I’ve been rolling the word around in my mind for more than a week now, but my favorite new word appears only once anywhere I can find, including Google: myriomorphous.
Presumably it means “having many forms.” It’s a beautiful word. Eitan tells me that Sir Richard Burton also gave us the word gnosis. I don’t know if it’s true, but I can believe it.
Postmodern philosophy eventually comes to the conclusion that all meanings are tentative because nothing is absolute; categories break down, and meaning dissolves.
But what if the absolute, the pure, is not a factual or intellectual quality and is instead an aesthetic one? By not being factual, I mean that the pure is a matter of opinion, inherently unverifiable, and profoundly non-literal; by aesthetic, I mean that it is subject to interpretation, and is a question of mood and style as much as anything else. A field of snow could then be absolutely, perfectly, purely white despite footsteps, bird droppings, and whatever else; there need be no authoritarian, ideological clearing of that snowfield to guarantee its purity.
That would explain the primacy of cultural criticism over philosophy, for one thing. It could rescue purity from its fascist, racist, and authoritarian leanings, as it would be definitionally beyond proof or demonstration. It would leave the “pure” intact and unreachable — where it belongs.
Someone should collect a book of things that people wish they’d never said, a sort of signpost on the road to notoriety. Bill Clinton’s disquisition on the meaning of “is” (which, as a philosophy major, I greatly appreciated), Dan Quayle’s John F. Kennedy comparison, Gerald Ford on Poland, and so on.

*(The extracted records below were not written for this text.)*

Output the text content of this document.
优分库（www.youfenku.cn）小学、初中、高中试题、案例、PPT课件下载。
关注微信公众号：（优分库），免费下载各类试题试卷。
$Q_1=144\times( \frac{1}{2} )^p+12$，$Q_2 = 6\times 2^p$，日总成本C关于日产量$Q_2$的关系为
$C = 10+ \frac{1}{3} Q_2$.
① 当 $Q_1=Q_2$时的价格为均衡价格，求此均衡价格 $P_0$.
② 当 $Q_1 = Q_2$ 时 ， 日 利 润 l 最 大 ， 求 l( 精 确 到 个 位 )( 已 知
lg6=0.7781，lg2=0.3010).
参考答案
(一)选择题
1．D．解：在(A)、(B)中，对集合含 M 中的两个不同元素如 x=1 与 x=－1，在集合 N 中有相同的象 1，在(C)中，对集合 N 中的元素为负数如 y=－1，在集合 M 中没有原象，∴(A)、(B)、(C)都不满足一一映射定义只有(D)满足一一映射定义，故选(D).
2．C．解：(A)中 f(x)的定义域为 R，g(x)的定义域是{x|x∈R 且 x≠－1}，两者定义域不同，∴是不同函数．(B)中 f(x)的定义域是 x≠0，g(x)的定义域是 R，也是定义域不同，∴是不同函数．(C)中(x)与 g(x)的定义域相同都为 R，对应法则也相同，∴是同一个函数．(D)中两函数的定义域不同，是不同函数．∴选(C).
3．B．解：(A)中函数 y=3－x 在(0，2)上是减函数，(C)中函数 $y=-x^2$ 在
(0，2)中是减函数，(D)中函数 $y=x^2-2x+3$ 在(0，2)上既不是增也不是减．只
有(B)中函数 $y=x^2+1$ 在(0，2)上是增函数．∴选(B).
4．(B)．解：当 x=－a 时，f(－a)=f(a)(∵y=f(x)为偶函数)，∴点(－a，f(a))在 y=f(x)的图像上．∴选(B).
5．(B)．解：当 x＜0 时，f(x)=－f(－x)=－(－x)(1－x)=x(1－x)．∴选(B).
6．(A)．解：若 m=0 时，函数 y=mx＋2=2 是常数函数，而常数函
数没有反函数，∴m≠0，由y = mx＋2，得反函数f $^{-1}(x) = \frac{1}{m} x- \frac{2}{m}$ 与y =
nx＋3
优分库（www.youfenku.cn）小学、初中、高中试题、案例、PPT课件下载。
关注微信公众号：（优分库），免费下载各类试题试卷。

I’m not sure why all of these are political; I’m sure that there is an equal wealth of not merely wrong or fatuous statements that people have made in business and art and elsewhere, but statements of such surpassing awfulness that they are without peer. And someone should collect them all in a book.
Recently, The Stranger wrote about eastern Washington State’s wish to be a separate state from western Washington State. The two halves are quite different: western Washington is much more liberal and urban; eastern washington is rural and largely conservative, and feels ignored by state politics.
The Stranger’s article suggested that Washington, DC could also become a state — its two liberal senators would offset the two conservative senators that would be added by Western Washington. That solves one problem, but not another: which state would be Washington? East Washington and West Washington are boring names, so let’s just give that to DC; they can have it.
One wag at dinner the other night suggested that East Washington could be Spokanistan after their likely capital, Spokane, but I think that they would take offense at that and I don’t really blame them. Perhaps since we would split the state at the Cascade Mountains, they could be Cascadia, a name that people in Western Washington would like to keep for themselves.
But let them have it. It’s a pretty name, and there aren’t a lot of other pretty names I could think of for that state. Western Washington could be Pacifica, after the lovely ocean we’ve got next door. Or — since eastern Washington is named after a mountain range — we could be named after our capitol, also a mountain range, and be Olympia.
I like Cascadia / Olympia as names for our new states.
I like using a single word to refer to the entirety of the human race. But I also like this word to be elegant and not too multisyllabic. “Mankind” is a little less inclusive than I’d like. But what about ‘mankind? It’s short for humankind, but a syllable less and not as much of a tongue-twister.